Opinion: Women for choice are a voting force. Kansas just showed us how

(AP File Photo by John Hanna / Anne Melia in July went door-to-door in Merriam, Kansas, to discuss her opposition to a proposed amendment to the Kansas Constitution that would allow legislators to further restrict or ban abortion. Voters last week resoundingly defeated the amendment.
(AP File Photo by John Hanna / Anne Melia in July went door-to-door in Merriam, Kansas, to discuss her opposition to a proposed amendment to the Kansas Constitution that would allow legislators to further restrict or ban abortion. Voters last week resoundingly defeated the amendment.

We've said it before. Women will not go back. Nor will plenty of men. Kansas just proved it.

In January, in a conservative state where the majority of Republican state lawmakers put a state constitutional amendment on the ballot that would open a path to stripping abortion rights there, lawmakers thought the proposition couldn't possibly lose. Especially since they stacked the deck, putting the amendment on the August primary ballot - an election in which few people vote, and those who do are typically Republicans.

But the gambit did lose. In fact, it lost big: About 60% of voters wanted to maintain the abortion protections in the Kansas constitution, compared with about 40% who wanted to remove the constitutional right to abortion from the state constitution.

Turnout for Tuesday's primary election far exceeded other contests in recent years. The Associated Press estimates that nearly 909,000 Kansans voted - nearly twice as many as the 473,438 who turned out in the 2018 primary election.

No, we won't go back. And we're tired of being bullied and fed up with being ignored.

The Kansas vote speaks volumes. As President Biden said when the Kansas vote became clear: "[Republicans] don't have a clue about the power of American women. Last night in Congress and Kansas, they found out."

The vote should speak volumes to all of us - even to the state lawmakers in super-red Tennessee and Georgia, where our leaders have continued bucking polls that consistently show the public believes that Roe v. Wade's establishment of legalized abortion was the right decision. Last year, even before the Supreme Court's despicable overturn of Roe, surveyors reported that 59% of Americans said abortion should be legal in all or most cases. And in Tennessee, even in 2019, 51% of us told Vanderbilt pollsters that Roe was right; 42% said it was not.

Tennessee's anti-abortion crowd led a wave of red states' efforts to preempt state constitutional protections.

In 2014, our lawmakers pushed Amendment 1 to explicitly bar a right to an abortion in Tennessee - a right that had been protected in 1999 by the Tennessee Supreme Court.

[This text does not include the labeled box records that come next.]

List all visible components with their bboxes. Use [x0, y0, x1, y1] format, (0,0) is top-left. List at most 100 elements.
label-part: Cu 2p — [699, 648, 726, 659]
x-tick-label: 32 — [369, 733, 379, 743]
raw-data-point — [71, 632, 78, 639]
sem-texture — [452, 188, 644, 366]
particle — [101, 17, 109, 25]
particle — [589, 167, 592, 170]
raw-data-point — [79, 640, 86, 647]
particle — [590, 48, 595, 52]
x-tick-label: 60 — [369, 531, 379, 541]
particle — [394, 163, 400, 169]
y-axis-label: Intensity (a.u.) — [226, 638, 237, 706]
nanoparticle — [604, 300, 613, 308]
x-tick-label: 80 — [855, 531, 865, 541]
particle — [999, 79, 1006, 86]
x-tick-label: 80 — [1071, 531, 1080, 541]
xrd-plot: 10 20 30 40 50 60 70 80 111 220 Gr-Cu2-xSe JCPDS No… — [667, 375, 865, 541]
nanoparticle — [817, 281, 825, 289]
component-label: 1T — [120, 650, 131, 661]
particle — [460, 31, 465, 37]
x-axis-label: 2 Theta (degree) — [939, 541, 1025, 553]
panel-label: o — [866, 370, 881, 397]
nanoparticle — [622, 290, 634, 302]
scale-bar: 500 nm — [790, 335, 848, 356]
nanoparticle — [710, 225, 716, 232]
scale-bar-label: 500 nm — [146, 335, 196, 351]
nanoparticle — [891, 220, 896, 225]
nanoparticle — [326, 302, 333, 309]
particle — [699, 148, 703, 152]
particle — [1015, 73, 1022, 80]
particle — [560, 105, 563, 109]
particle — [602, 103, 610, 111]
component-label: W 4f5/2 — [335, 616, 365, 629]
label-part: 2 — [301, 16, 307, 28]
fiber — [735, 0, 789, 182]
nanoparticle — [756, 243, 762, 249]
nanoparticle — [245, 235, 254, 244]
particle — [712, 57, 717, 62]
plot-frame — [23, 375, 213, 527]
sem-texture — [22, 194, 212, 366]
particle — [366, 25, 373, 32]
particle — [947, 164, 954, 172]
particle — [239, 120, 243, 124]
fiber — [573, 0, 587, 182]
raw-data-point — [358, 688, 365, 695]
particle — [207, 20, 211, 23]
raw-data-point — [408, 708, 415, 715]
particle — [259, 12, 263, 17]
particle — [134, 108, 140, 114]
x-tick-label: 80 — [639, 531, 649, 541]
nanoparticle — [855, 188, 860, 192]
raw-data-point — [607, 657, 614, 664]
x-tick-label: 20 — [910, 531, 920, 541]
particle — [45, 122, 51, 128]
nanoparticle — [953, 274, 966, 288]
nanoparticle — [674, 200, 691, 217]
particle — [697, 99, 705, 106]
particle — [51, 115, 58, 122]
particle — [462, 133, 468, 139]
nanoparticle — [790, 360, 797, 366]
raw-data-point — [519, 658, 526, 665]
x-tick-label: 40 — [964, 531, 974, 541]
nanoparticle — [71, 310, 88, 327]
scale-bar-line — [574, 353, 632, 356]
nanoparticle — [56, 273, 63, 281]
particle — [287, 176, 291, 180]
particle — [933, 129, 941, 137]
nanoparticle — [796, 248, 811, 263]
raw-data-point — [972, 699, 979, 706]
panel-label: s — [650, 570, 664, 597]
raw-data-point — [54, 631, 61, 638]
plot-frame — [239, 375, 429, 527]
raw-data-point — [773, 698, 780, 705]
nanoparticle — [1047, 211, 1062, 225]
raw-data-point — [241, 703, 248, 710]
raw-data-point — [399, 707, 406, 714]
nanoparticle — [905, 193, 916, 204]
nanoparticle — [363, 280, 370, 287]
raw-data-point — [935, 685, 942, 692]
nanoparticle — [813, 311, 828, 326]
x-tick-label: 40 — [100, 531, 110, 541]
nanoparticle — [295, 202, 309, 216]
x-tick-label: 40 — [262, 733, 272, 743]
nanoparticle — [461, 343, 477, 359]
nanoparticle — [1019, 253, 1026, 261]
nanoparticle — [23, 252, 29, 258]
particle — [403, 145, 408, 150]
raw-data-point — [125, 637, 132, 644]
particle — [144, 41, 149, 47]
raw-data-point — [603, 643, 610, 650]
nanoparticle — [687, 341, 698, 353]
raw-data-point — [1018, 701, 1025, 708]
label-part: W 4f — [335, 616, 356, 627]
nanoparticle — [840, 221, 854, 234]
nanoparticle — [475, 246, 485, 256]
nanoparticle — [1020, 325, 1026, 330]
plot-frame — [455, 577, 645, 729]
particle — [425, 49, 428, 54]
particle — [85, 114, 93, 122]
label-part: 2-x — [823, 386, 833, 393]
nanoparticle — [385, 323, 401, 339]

And in 2019, our lawmakers enacted a so-called "trigger law" that would bring a near-total abortion ban to Tennessee should Roe v. Wade fall. That trigger law will go into effect Aug. 25, state Attorney General Herbert Slatery said last month, soon after the U.S. Supreme Court overturned Roe v. Wade on June 24.

That near-total ban makes the act of providing abortion services a felony unless it is to save the life of the woman or prevent irreversible harm to her. Even in those instances, the law places the burden of proving the procedure was legal on the medical provider - as opposed to requiring a prosecutor to prove it was prohibited. And a woman's mental health cannot be taken into account.

Physicians who are convicted face prison terms of three to 15 years. The women cannot be charged.

And it's not like Tennessee didn't erect other roadblocks: A 48-hour waiting period, mandatory counseling, a bar on the state's Affordable Care Act insurance coverage, a bar against telemedicine for medication abortions, a requirement that a woman undergo and see an ultrasound, a requirement that fetal remains be buried or cremated and a ban on abortions for sex or race selection or due to a genetic anomaly.

But what the Kansas vote also shows us - and should show our politicians everywhere - is that it's not too late. On anything.

Women, their children and the men who love them are a force - when they vote.

And not just in Democratic areas.

In Kansas, where Trump won in 2020 by just under 15 percentage points, abortion opponents did surprisingly poorly even in the reddest places. According to a New York Times election numbers analysis, "from the bluest counties to the reddest ones, abortion rights performed better than Mr. Biden, and opposition to abortion performed worse than Mr. Trump."

What's more, the massive Kansas voter turnout wasn't just about women coming to the polls, but also about younger voters becoming engaged.

"Younger Kansans, who until now had little interest in state politics, came out in droves for this election," wrote Dion Lefler, a columnist for the Wichita Eagle.

On the whole, the Kansas abortion vote has prompted Democrats especially to look now to capitalize on what is clearly strong voter anger.

"It is time to reevaluate the conventional wisdom about the midterms after this vote in Kansas," wrote Sen. Brian Schatz, D-Hawaii, on Twitter. "People are mad as hell at having their rights taken away."

You think? Yes, we're mad as you-know-what. It's time for a sea change, and women and younger voters are going to lead it.

We will not go back. Not on abortion, not on voting rights, not on civil rights, not on health care access, not on education. And we will go forward on climate. Get sensible, GOP. Or go home.